If $X$ is a bounded rectangle, e.g. $X = [a_1, b_1] \times \ldots \times [a_n, b_n] \subseteq \R^n$ and $f = 1$, then $\int_{X} \dx x = (b_n - a_n) \dots (b_1 - a_1)$.
We write $\text{Vol}(X)$ or $\text{Vol}_n(X)$
\item \bi{(Multiple integral)} \textit{(Fubini)} If $n_1, n_2 \in \Z$ s.t. $n = n_1 + n_2$,
then for $x_1 \in \R^{n_1}$, let $Y_{x_1} = \{ x_2 \in \R^{n_2} : (x_1, x_2) \in X \} \subseteq \R^{n_2}$.
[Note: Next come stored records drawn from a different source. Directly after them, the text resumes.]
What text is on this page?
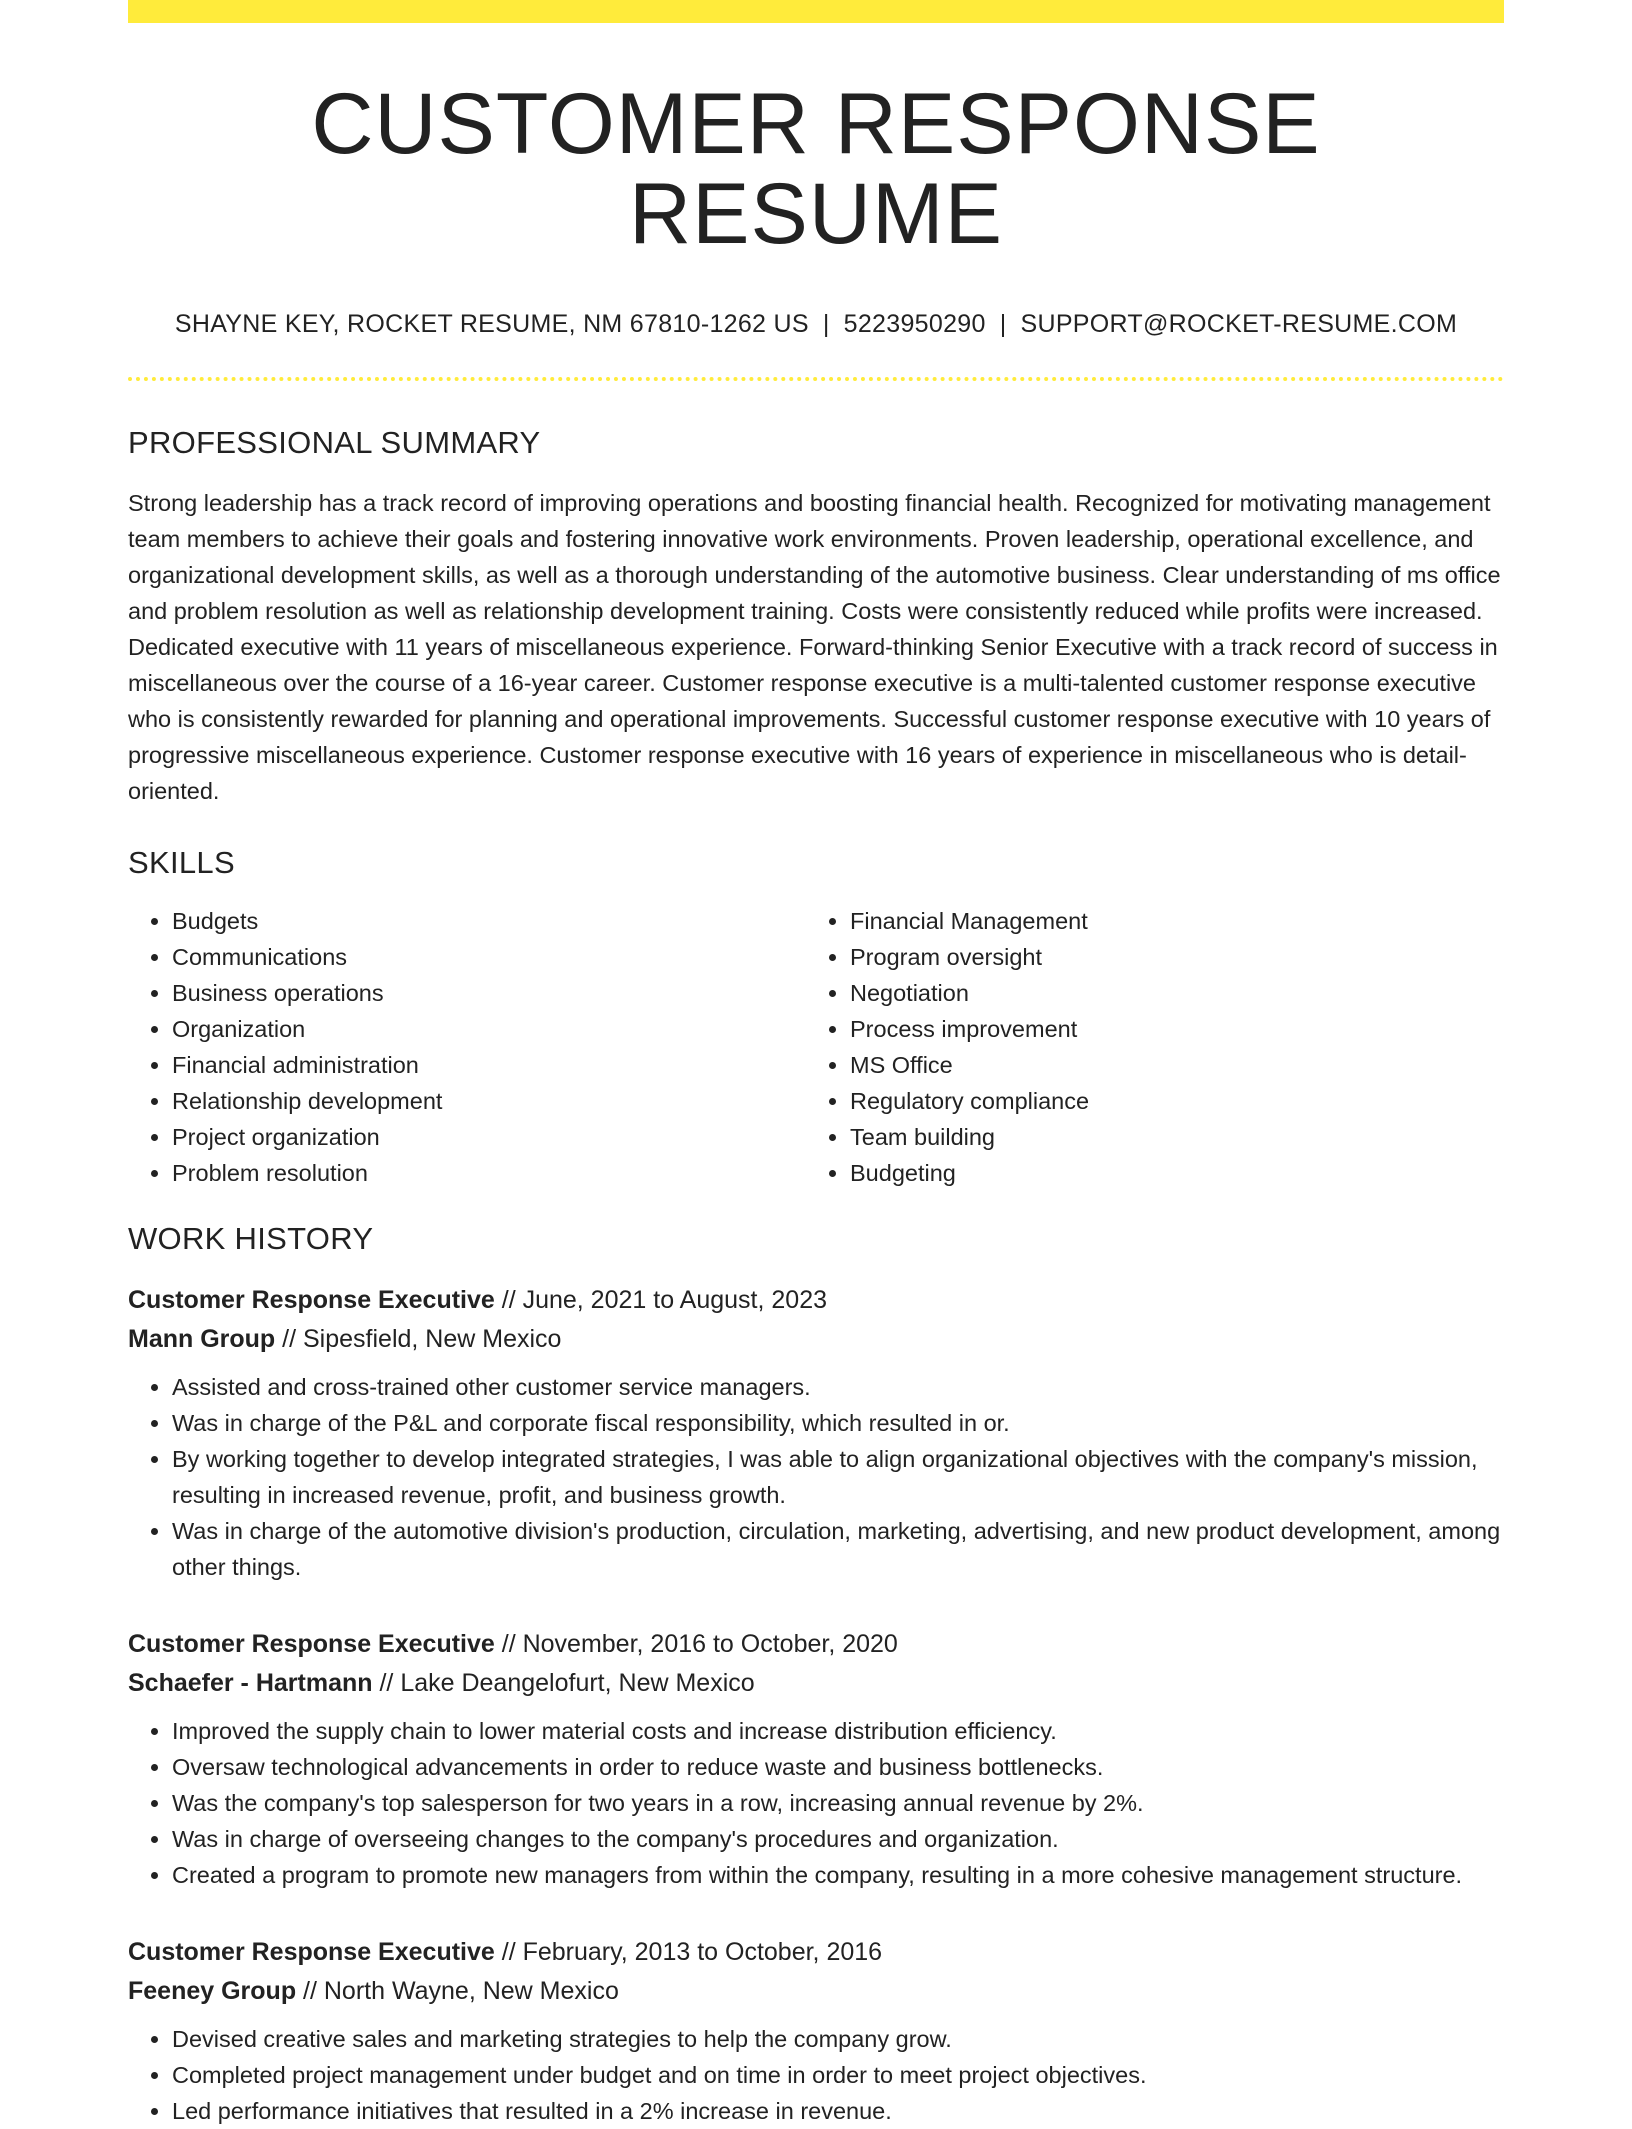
CUSTOMER RESPONSE RESUME
SHAYNE KEY, ROCKET RESUME, NM 67810-1262 US | 5223950290 | SUPPORT@ROCKET-RESUME.COM
PROFESSIONAL SUMMARY

Strong leadership has a track record of improving operations and boosting financial health. Recognized for motivating management team members to achieve their goals and fostering innovative work environments. Proven leadership, operational excellence, and organizational development skills, as well as a thorough understanding of the automotive business. Clear understanding of ms office and problem resolution as well as relationship development training. Costs were consistently reduced while profits were increased. Dedicated executive with 11 years of miscellaneous experience. Forward-thinking Senior Executive with a track record of success in miscellaneous over the course of a 16-year career. Customer response executive is a multi-talented customer response executive who is consistently rewarded for planning and operational improvements. Successful customer response executive with 10 years of progressive miscellaneous experience. Customer response executive with 16 years of experience in miscellaneous who is detail-oriented.

SKILLS
• Budgets
• Communications
• Business operations
• Organization
• Financial administration
• Relationship development
• Project organization
• Problem resolution
• Financial Management
• Program oversight
• Negotiation
• Process improvement
• MS Office
• Regulatory compliance
• Team building
• Budgeting
WORK HISTORY
Customer Response Executive // June, 2021 to August, 2023
Mann Group // Sipesfield, New Mexico
• Assisted and cross-trained other customer service managers.
• Was in charge of the P&L and corporate fiscal responsibility, which resulted in or.
• By working together to develop integrated strategies, I was able to align organizational objectives with the company's mission, resulting in increased revenue, profit, and business growth.
• Was in charge of the automotive division's production, circulation, marketing, advertising, and new product development, among other things.
Customer Response Executive // November, 2016 to October, 2020
Schaefer - Hartmann // Lake Deangelofurt, New Mexico
• Improved the supply chain to lower material costs and increase distribution efficiency.
• Oversaw technological advancements in order to reduce waste and business bottlenecks.
• Was the company's top salesperson for two years in a row, increasing annual revenue by 2%.
• Was in charge of overseeing changes to the company's procedures and organization.
• Created a program to promote new managers from within the company, resulting in a more cohesive management structure.
Customer Response Executive // February, 2013 to October, 2016
Feeney Group // North Wayne, New Mexico
• Devised creative sales and marketing strategies to help the company grow.
• Completed project management under budget and on time in order to meet project objectives.
• Led performance initiatives that resulted in a 2% increase in revenue.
Let $X_1$ be the set of $x_1 \in \R^n$ such that $Y_{x_1}$ is not empty. Then $X_1$ and $Y_{x_1}$ are compact.\\
If $\displaystyle g(x_1) = \int_{Y_{x_1}} f(x_1, x_2) \dx x_2$ is continuous on $X_1$, then
\dnrmvspace
\begin{align*}
\int_{X} f(x_1, x_2) \dx x = \int_{X_1} g(x_1) \dx x = \int_{X_1} g(x_1) \dx x_1 = \int_{X_1} \left( \int_{Y_{x_1}} f(x_1, x_2) \dx x_2 \right) \dx x_1
\end{align*}
\rmvspace
Exchanging the role of $x_1$ and $x_2$ we have (with $Z_{x_2} = \{ x_1 : (x_1, x_2) \in X \}$) if integral over $x_1$ is continuous.
\rmvspace
\begin{align*}
\int_{X} f(x_1, x_2) \dx x = \int_{X_2} \left( \int_{Z_{x_2}} f(x_1, x_2) \dx x_1 \right) \dx x_2
\end{align*}
\drmvspace
\item \bi{(Domain additivity)} If $X_1$ and $X_2$ are compact and $f$ continuous on $X = X_1 \cup X_2$, then (for $Y = X_1 \cap X_2$)
\rmvspace
\begin{align*}
\int_X f(x) \dx x + \int_Y f(x) \dx x = \int_{X_1} f(x) \dx x + \int_{X_2} f(x) \dx x
\end{align*}
\rmvspace
In particular, if $Y$ empty (or size is ``negligible''), then $\int_{X} f(x) \dx x = \int_{X_1} f(x) \dx x + \int_{X_2} f(x) \dx x$
\end{enumerate}